M. de Villepin, mis en examen pour "complicité de dénonciation calomnieuse, recel de vol et d'abus de confiance, complicité d'usage de faux" fin juillet dans cette affaire où Nicolas Sarkozy est partie civile, sera entendu sur le fond par les juges d'Huy et Pons le jeudi 13 septembre.

"Je répondrai à l'ensemble des questions parce que je ne revendique aucun privilège dans cette affaire.
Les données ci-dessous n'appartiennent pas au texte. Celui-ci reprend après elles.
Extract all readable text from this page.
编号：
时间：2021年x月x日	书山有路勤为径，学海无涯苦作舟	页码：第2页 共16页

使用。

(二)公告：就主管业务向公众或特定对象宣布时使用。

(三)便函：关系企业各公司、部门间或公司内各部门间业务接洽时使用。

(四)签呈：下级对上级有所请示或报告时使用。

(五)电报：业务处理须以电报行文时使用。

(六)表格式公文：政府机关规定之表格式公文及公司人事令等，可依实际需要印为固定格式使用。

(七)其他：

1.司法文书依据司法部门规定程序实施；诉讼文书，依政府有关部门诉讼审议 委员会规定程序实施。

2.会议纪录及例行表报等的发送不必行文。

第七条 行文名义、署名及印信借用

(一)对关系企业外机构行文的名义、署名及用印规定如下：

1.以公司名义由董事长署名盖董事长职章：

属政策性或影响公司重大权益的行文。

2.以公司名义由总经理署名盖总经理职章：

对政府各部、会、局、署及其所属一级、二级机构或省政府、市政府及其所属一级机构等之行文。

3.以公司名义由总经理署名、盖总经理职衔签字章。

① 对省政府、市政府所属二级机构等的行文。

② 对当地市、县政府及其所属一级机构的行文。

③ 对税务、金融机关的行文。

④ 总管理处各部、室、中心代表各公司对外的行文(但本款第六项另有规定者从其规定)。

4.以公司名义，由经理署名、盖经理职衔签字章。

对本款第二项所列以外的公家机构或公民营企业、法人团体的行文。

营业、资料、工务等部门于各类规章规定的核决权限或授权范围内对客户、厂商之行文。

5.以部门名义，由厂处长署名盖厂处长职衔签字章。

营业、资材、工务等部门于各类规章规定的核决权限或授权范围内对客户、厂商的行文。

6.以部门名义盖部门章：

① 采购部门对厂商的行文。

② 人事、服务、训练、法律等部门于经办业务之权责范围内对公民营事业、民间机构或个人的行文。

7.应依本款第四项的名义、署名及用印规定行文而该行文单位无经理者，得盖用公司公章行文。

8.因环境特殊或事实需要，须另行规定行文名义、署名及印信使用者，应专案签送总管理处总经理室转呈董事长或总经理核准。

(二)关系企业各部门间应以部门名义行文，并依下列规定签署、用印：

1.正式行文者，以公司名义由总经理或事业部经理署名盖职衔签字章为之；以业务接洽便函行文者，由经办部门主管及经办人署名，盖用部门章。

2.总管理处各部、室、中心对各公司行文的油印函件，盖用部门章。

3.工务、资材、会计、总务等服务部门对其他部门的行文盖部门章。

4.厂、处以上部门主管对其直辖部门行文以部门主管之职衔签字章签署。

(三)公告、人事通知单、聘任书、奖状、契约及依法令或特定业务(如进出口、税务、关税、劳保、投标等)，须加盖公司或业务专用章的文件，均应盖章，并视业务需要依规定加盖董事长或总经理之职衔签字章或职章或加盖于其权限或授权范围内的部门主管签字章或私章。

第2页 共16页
Le 13 septembre, la vérité fera un grand pas en avant", a affirmé M. de Villepin, qui s'est plongé dans "les 27 volumes" du dossier Clearstream et en est ressorti "stupéfait" de ce qu'il y a lu.

"Je souhaite simplement que les conditions nécessaires d'un état de droit soient remplies", a déclaré l'ancien Premier ministre de Jacques Chirac.

"Comment peut-on être partie civile alors qu'on est président de la République, président du Conseil supérieur de la magistrature, qu'on peut se tenir jour après jour informé d'un dossier - y compris de ce qui n'est pas dans le dossier - et qu'on peut donner des instructions à la chancellerie et au parquet?", a-t-il poursuivi.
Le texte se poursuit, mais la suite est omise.